La loi immuable

P111 autorité spirituelle et pouvoir temporel

René Guenon écrit

Toutes les doctrines traditionnelles affirment la suprématie du spirituel sur le temporel et ne considèrent comme normale et légitime qu’une organisation sociale dans laquelle cette suprématie est reconnue. L’histoire montre que la méconnaissance de cet ordre hiérarchique entraîne toujours déséquilibre social, confusion des fonctions, dominations d’éléments de plus en plus inférieurs et aussi dégénérescence intellectuelle, oubli des principes transcendants d’abord, puis de chute en chute, on en arrive jusqu’à la négation de toute véritable connaissance.

Le pouvoir temporel, concerne le monde de l’action et du changement; or le changement n’ayant pas en lui-même sa raison suffisante, doit recevoir d’un principe supérieur sa loi, par laquelle seule il s’intégrer à l’ordre universel; si au contraire il se prétend indépendant de tout principe supérieur, il n’est plus, par là même que désordre pur et simple.

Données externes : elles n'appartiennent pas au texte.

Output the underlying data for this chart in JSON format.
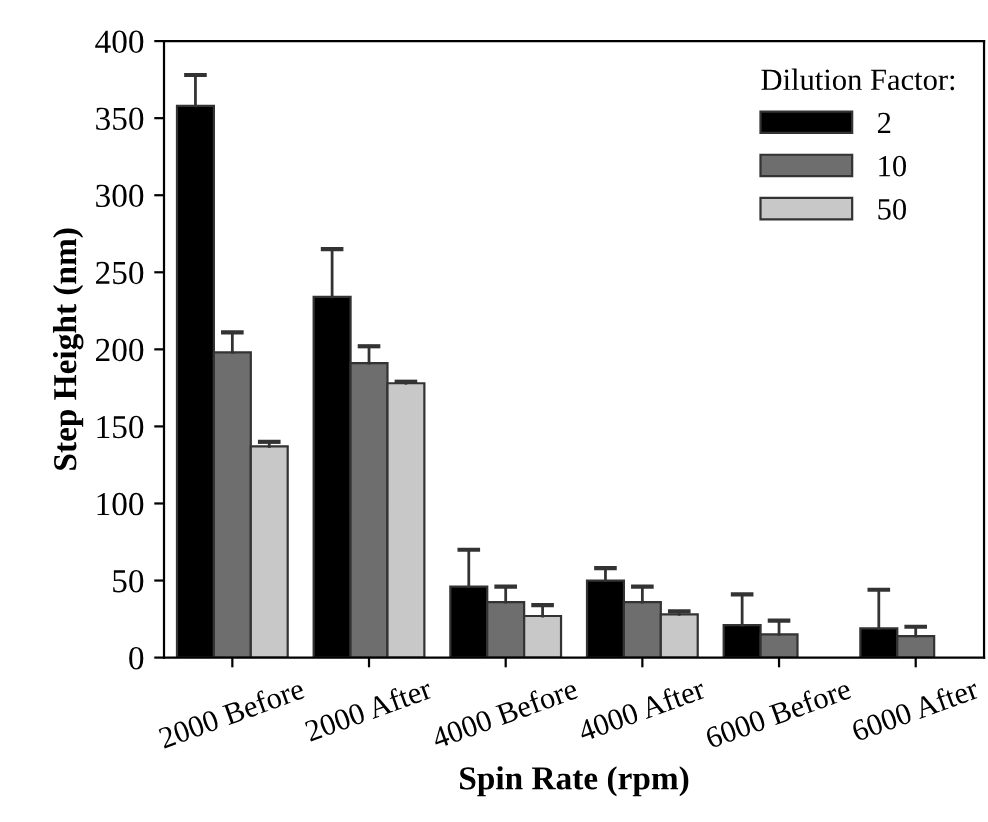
{
  "chart_data": {
    "type": "bar",
    "xlabel": "Spin Rate (rpm)",
    "ylabel": "Step Height (nm)",
    "legend_title": "Dilution Factor:",
    "categories": [
      "2000 Before",
      "2000 After",
      "4000 Before",
      "4000 After",
      "6000 Before",
      "6000 After"
    ],
    "series": [
      {
        "name": "2",
        "color": "#000000",
        "values": [
          358,
          234,
          46,
          50,
          21,
          19
        ],
        "errors": [
          [
            358,
            378
          ],
          [
            234,
            265
          ],
          [
            46,
            70
          ],
          [
            50,
            58
          ],
          [
            21,
            41
          ],
          [
            19,
            44
          ]
        ]
      },
      {
        "name": "10",
        "color": "#6e6e6e",
        "values": [
          198,
          191,
          36,
          36,
          15,
          14
        ],
        "errors": [
          [
            198,
            211
          ],
          [
            191,
            202
          ],
          [
            36,
            46
          ],
          [
            36,
            46
          ],
          [
            15,
            24
          ],
          [
            14,
            20
          ]
        ]
      },
      {
        "name": "50",
        "color": "#c8c8c8",
        "values": [
          137,
          178,
          27,
          28,
          null,
          null
        ],
        "errors": [
          [
            137,
            140
          ],
          [
            178,
            179
          ],
          [
            27,
            34
          ],
          [
            28,
            30
          ],
          null,
          null
        ]
      }
    ],
    "ylim": [
      0,
      400
    ],
    "yticks": [
      0,
      50,
      100,
      150,
      200,
      250,
      300,
      350,
      400
    ],
    "grid": false,
    "legend": "top right"
  }
}
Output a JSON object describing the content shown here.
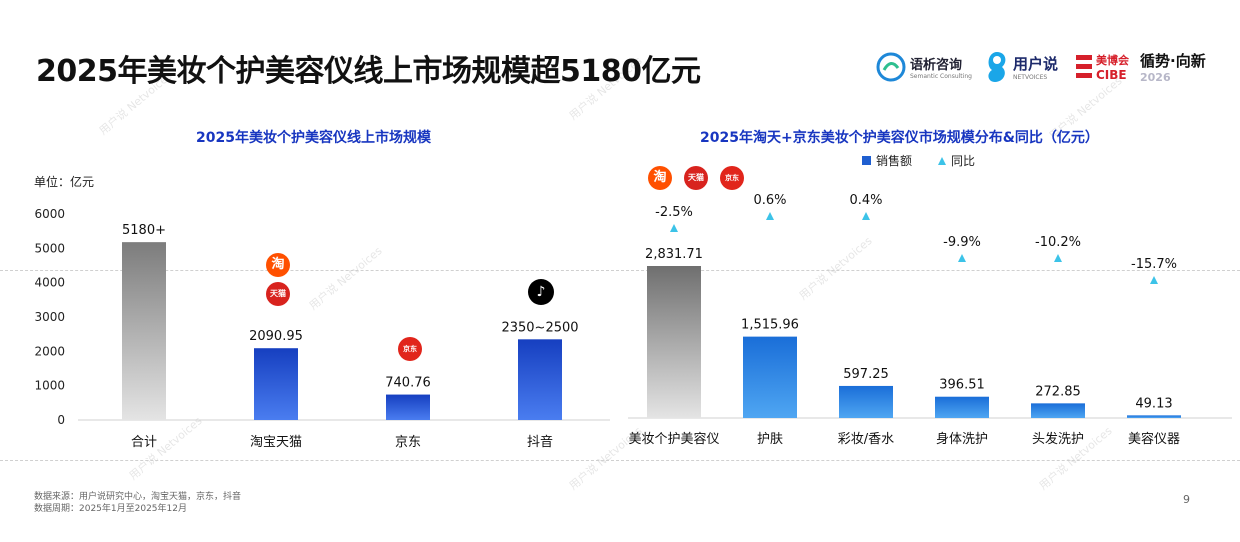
{
  "page": {
    "title": "2025年美妆个护美容仪线上市场规模超5180亿元",
    "page_number": "9"
  },
  "logos": {
    "semantic_name": "语析咨询",
    "semantic_sub": "Semantic Consulting",
    "netvoices_name": "用户说",
    "netvoices_sub": "NETVOICES",
    "cibe_name": "美博会",
    "cibe_sub": "CIBE",
    "forum_name": "循势·向新",
    "forum_year": "2026"
  },
  "footer": {
    "source": "数据来源：用户说研究中心，淘宝天猫，京东，抖音",
    "period": "数据周期：2025年1月至2025年12月"
  },
  "left_chart": {
    "title": "2025年美妆个护美容仪线上市场规模",
    "unit_label": "单位：亿元",
    "y_ticks": [
      "0",
      "1000",
      "2000",
      "3000",
      "4000",
      "5000",
      "6000"
    ],
    "platform_icons": {
      "taobao": "淘",
      "tmall": "天猫",
      "jd": "京东",
      "douyin": "♪"
    }
  },
  "right_chart": {
    "title": "2025年淘天+京东美妆个护美容仪市场规模分布&同比（亿元）",
    "legend_sales": "销售额",
    "legend_yoy": "同比",
    "platform_icons": {
      "taobao": "淘",
      "tmall": "天猫",
      "jd": "京东"
    }
  },
  "chart_data": [
    {
      "type": "bar",
      "title": "2025年美妆个护美容仪线上市场规模",
      "ylabel": "单位：亿元",
      "ylim": [
        0,
        6000
      ],
      "grid": false,
      "categories": [
        "合计",
        "淘宝天猫",
        "京东",
        "抖音"
      ],
      "values": [
        5180,
        2090.95,
        740.76,
        2350
      ],
      "data_labels": [
        "5180+",
        "2090.95",
        "740.76",
        "2350~2500"
      ]
    },
    {
      "type": "bar",
      "title": "2025年淘天+京东美妆个护美容仪市场规模分布&同比（亿元）",
      "legend": "top-center",
      "categories": [
        "美妆个护美容仪",
        "护肤",
        "彩妆/香水",
        "身体洗护",
        "头发洗护",
        "美容仪器"
      ],
      "series": [
        {
          "name": "销售额",
          "values": [
            2831.71,
            1515.96,
            597.25,
            396.51,
            272.85,
            49.13
          ],
          "data_labels": [
            "2,831.71",
            "1,515.96",
            "597.25",
            "396.51",
            "272.85",
            "49.13"
          ]
        },
        {
          "name": "同比",
          "type": "scatter",
          "values": [
            -2.5,
            0.6,
            0.4,
            -9.9,
            -10.2,
            -15.7
          ],
          "data_labels": [
            "-2.5%",
            "0.6%",
            "0.4%",
            "-9.9%",
            "-10.2%",
            "-15.7%"
          ]
        }
      ]
    }
  ]
}
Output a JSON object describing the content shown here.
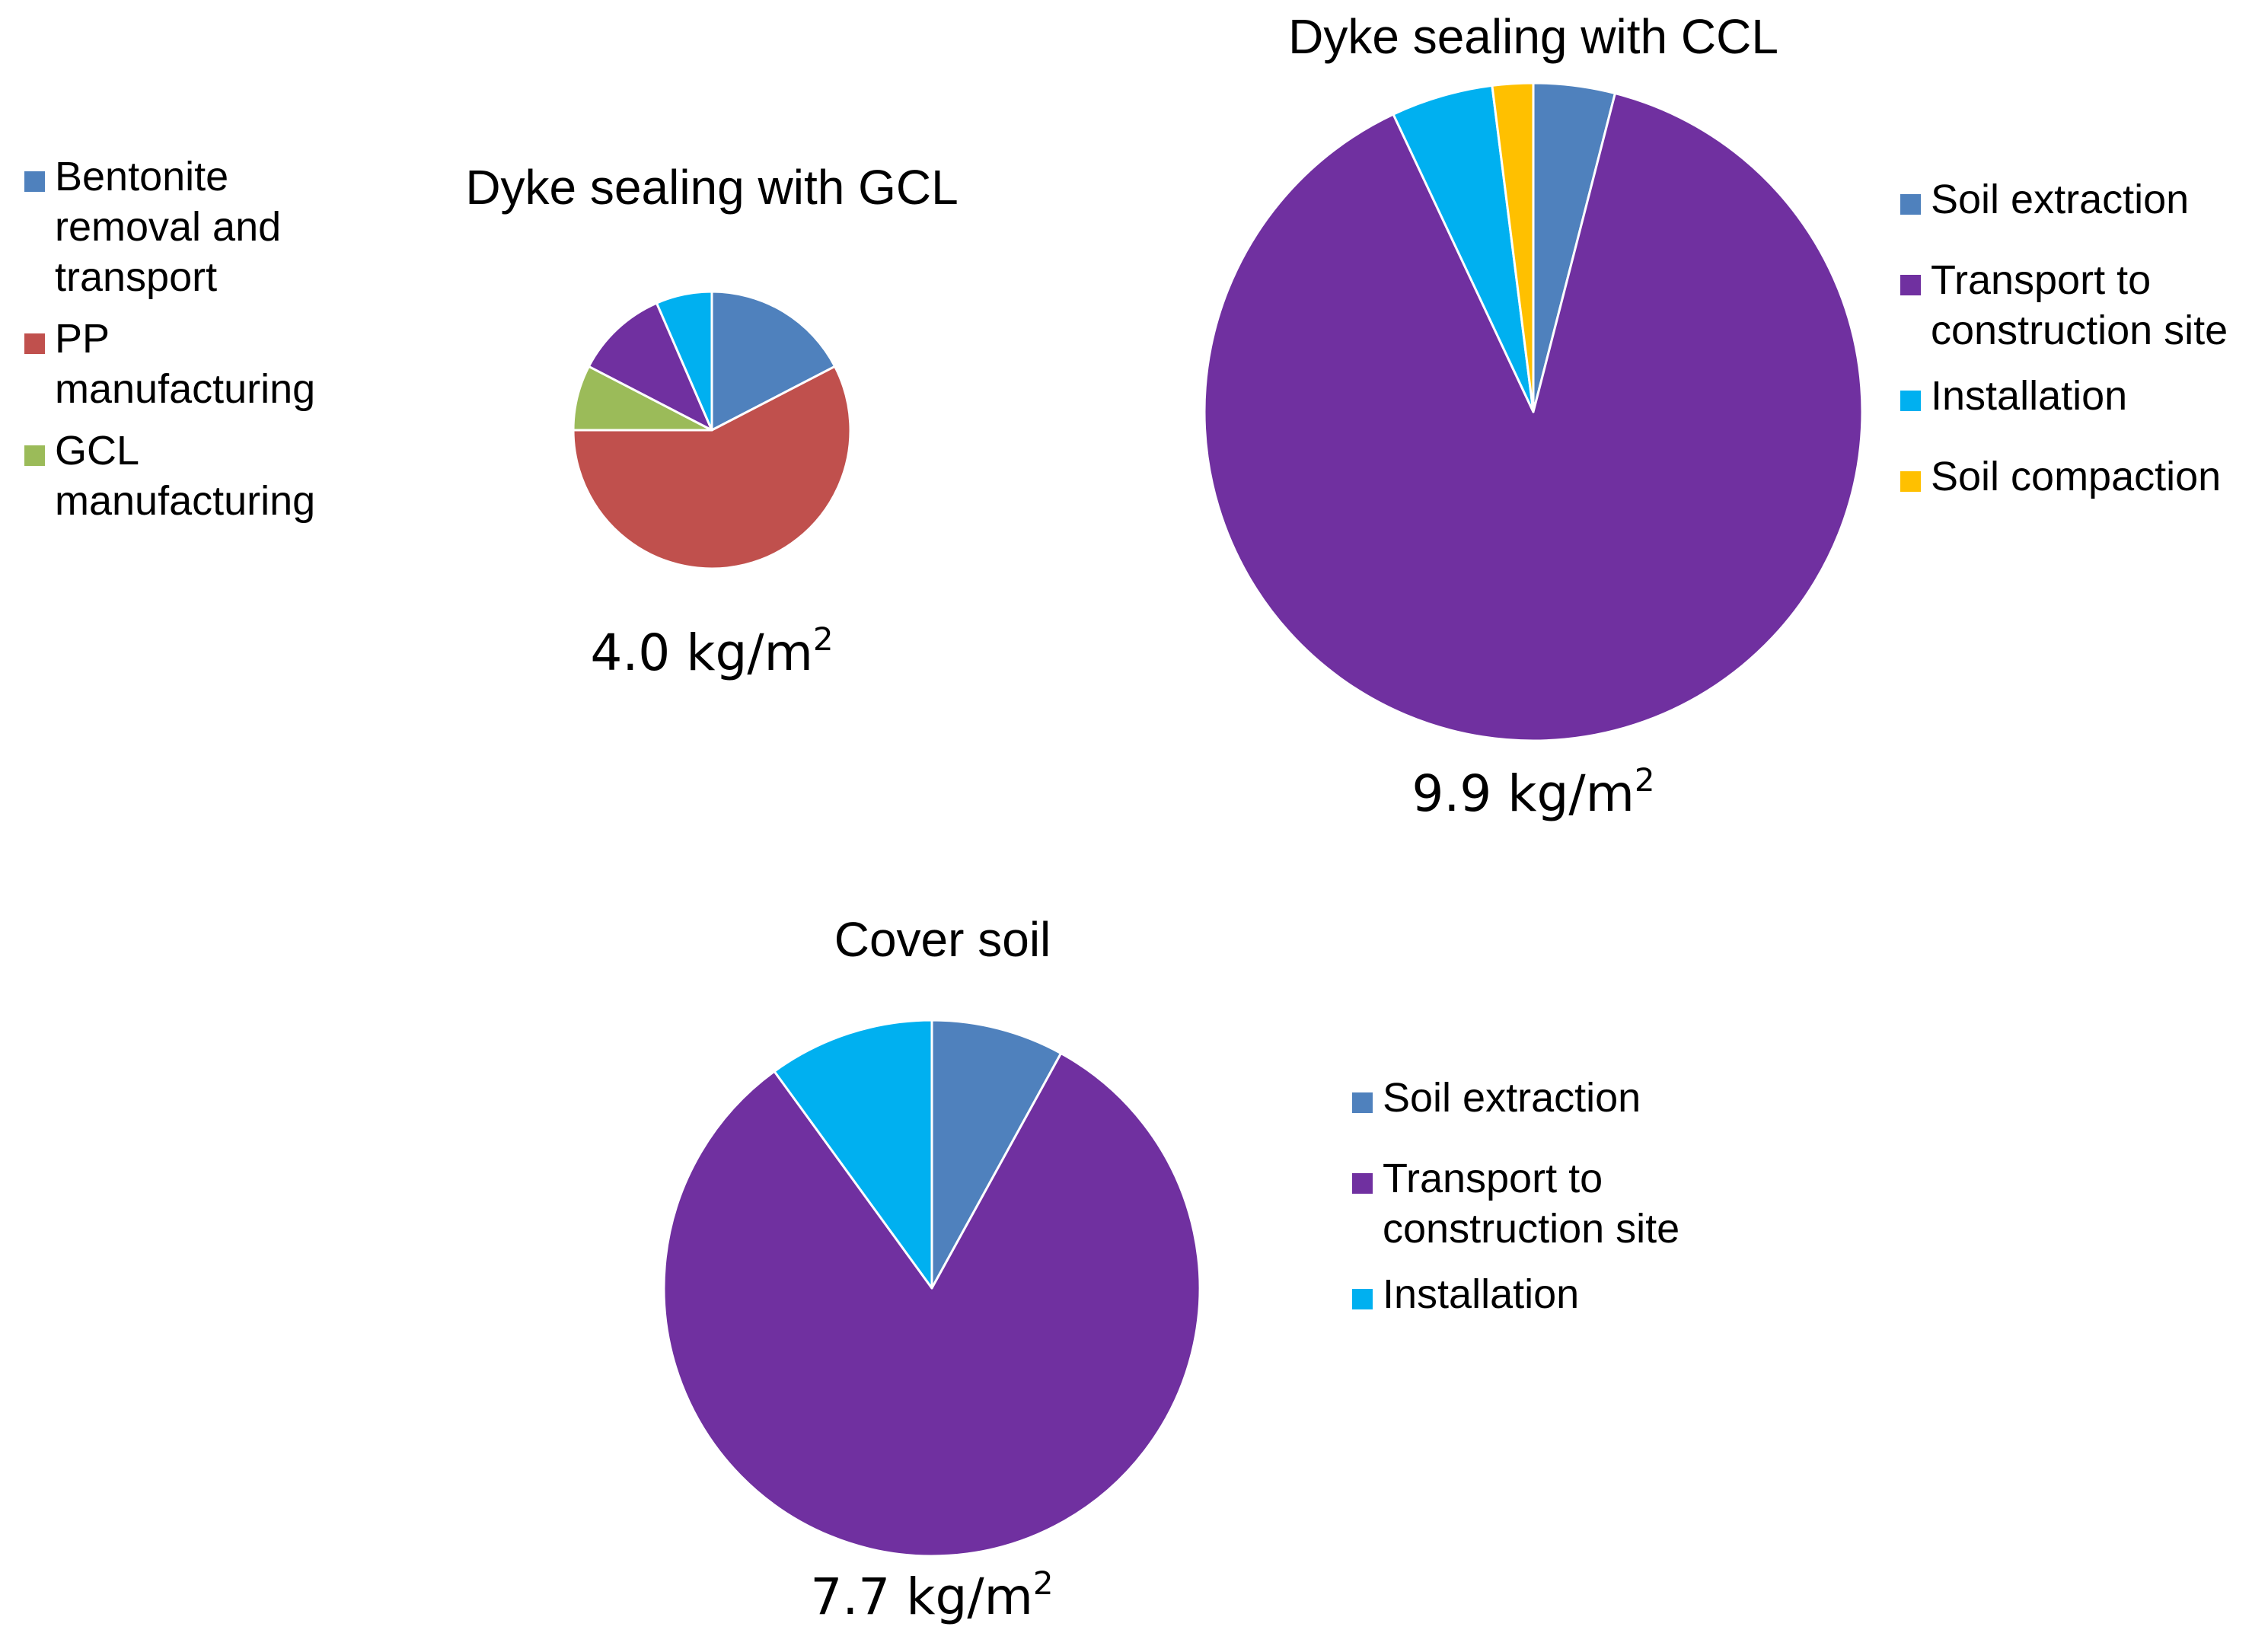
{
  "chart_data": [
    {
      "type": "pie",
      "id": "gcl",
      "title": "Dyke sealing with GCL",
      "total_label": "4.0 kg/m",
      "total_superscript": "2",
      "start_angle_deg": 0,
      "direction": "clockwise",
      "categories": [
        "Bentonite removal and transport",
        "PP manufacturing",
        "GCL manufacturing",
        "Transport to construction site",
        "Installation"
      ],
      "values": [
        16,
        53,
        7,
        10,
        6
      ],
      "colors": [
        "#4F81BD",
        "#C0504D",
        "#9BBB59",
        "#7030A0",
        "#00B0F0"
      ],
      "legend": [
        {
          "lines": [
            "Bentonite",
            "removal and",
            "transport"
          ],
          "color": "#4F81BD"
        },
        {
          "lines": [
            "PP",
            "manufacturing"
          ],
          "color": "#C0504D"
        },
        {
          "lines": [
            "GCL",
            "manufacturing"
          ],
          "color": "#9BBB59"
        }
      ]
    },
    {
      "type": "pie",
      "id": "ccl",
      "title": "Dyke sealing with CCL",
      "total_label": "9.9 kg/m",
      "total_superscript": "2",
      "start_angle_deg": 0,
      "direction": "clockwise",
      "categories": [
        "Soil extraction",
        "Transport to construction site",
        "Installation",
        "Soil compaction"
      ],
      "values": [
        4,
        89,
        5,
        2
      ],
      "colors": [
        "#4F81BD",
        "#7030A0",
        "#00B0F0",
        "#FFC000"
      ],
      "legend": [
        {
          "lines": [
            "Soil extraction"
          ],
          "color": "#4F81BD"
        },
        {
          "lines": [
            "Transport to",
            "construction site"
          ],
          "color": "#7030A0"
        },
        {
          "lines": [
            "Installation"
          ],
          "color": "#00B0F0"
        },
        {
          "lines": [
            "Soil compaction"
          ],
          "color": "#FFC000"
        }
      ]
    },
    {
      "type": "pie",
      "id": "cover",
      "title": "Cover soil",
      "total_label": "7.7 kg/m",
      "total_superscript": "2",
      "start_angle_deg": 0,
      "direction": "clockwise",
      "categories": [
        "Soil extraction",
        "Transport to construction site",
        "Installation"
      ],
      "values": [
        8,
        82,
        10
      ],
      "colors": [
        "#4F81BD",
        "#7030A0",
        "#00B0F0"
      ],
      "legend": [
        {
          "lines": [
            "Soil extraction"
          ],
          "color": "#4F81BD"
        },
        {
          "lines": [
            "Transport to",
            "construction site"
          ],
          "color": "#7030A0"
        },
        {
          "lines": [
            "Installation"
          ],
          "color": "#00B0F0"
        }
      ]
    }
  ]
}
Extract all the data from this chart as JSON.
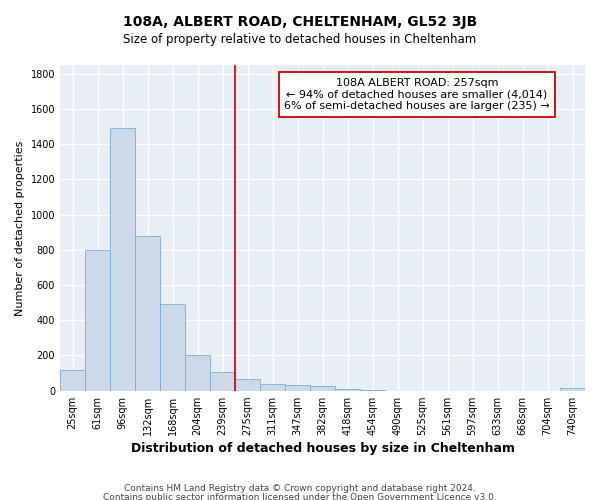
{
  "title": "108A, ALBERT ROAD, CHELTENHAM, GL52 3JB",
  "subtitle": "Size of property relative to detached houses in Cheltenham",
  "xlabel": "Distribution of detached houses by size in Cheltenham",
  "ylabel": "Number of detached properties",
  "categories": [
    "25sqm",
    "61sqm",
    "96sqm",
    "132sqm",
    "168sqm",
    "204sqm",
    "239sqm",
    "275sqm",
    "311sqm",
    "347sqm",
    "382sqm",
    "418sqm",
    "454sqm",
    "490sqm",
    "525sqm",
    "561sqm",
    "597sqm",
    "633sqm",
    "668sqm",
    "704sqm",
    "740sqm"
  ],
  "values": [
    120,
    800,
    1490,
    880,
    490,
    205,
    105,
    65,
    40,
    35,
    25,
    10,
    5,
    0,
    0,
    0,
    0,
    0,
    0,
    0,
    15
  ],
  "bar_color": "#ccd9e8",
  "bar_edge_color": "#7aaed4",
  "red_line_x": 6.5,
  "annotation_line1": "108A ALBERT ROAD: 257sqm",
  "annotation_line2": "← 94% of detached houses are smaller (4,014)",
  "annotation_line3": "6% of semi-detached houses are larger (235) →",
  "annotation_box_facecolor": "#ffffff",
  "annotation_box_edgecolor": "#cc0000",
  "red_line_color": "#cc0000",
  "footer_line1": "Contains HM Land Registry data © Crown copyright and database right 2024.",
  "footer_line2": "Contains public sector information licensed under the Open Government Licence v3.0.",
  "ylim": [
    0,
    1850
  ],
  "yticks": [
    0,
    200,
    400,
    600,
    800,
    1000,
    1200,
    1400,
    1600,
    1800
  ],
  "plot_bg_color": "#e8eef5",
  "grid_color": "#ffffff",
  "title_fontsize": 10,
  "subtitle_fontsize": 8.5,
  "ylabel_fontsize": 8,
  "xlabel_fontsize": 9,
  "tick_fontsize": 7,
  "annotation_fontsize": 8,
  "footer_fontsize": 6.5
}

Le désordre est au fond la même chose que le déséquilibre, et dans le domaine humain, il se manifeste par ce qu’on appelle l’injustice.

La Loi est niée dès lors qu’on nie le principe même dont elle émane; mais ses négateurs n’ont pu la supprimer réellement et elle se retourne contre eux; c’est ainsi que le désordre doit rentrer finalement dans l’ordre, auquel rien ne saurait s’opposer, si ce n’est en apparence seulement et d’une façon tout illusoire.

Parmi ceux qui se posent en défenseurs de l’autorité spirituelle, combien en est-il qui soupçonnent ce que peut être cette autorité a l’état pur, qui se rendent compte de ce que sont ses fonctions essentielles et ne s’arrêtent pas à des apparences extérieures, réduisant tout à de simples questions de rites, dont les raisons profondes demeurent d’ailleurs totalement incomprises, et même de « jurisprudence », qui est une chose toute temporelle?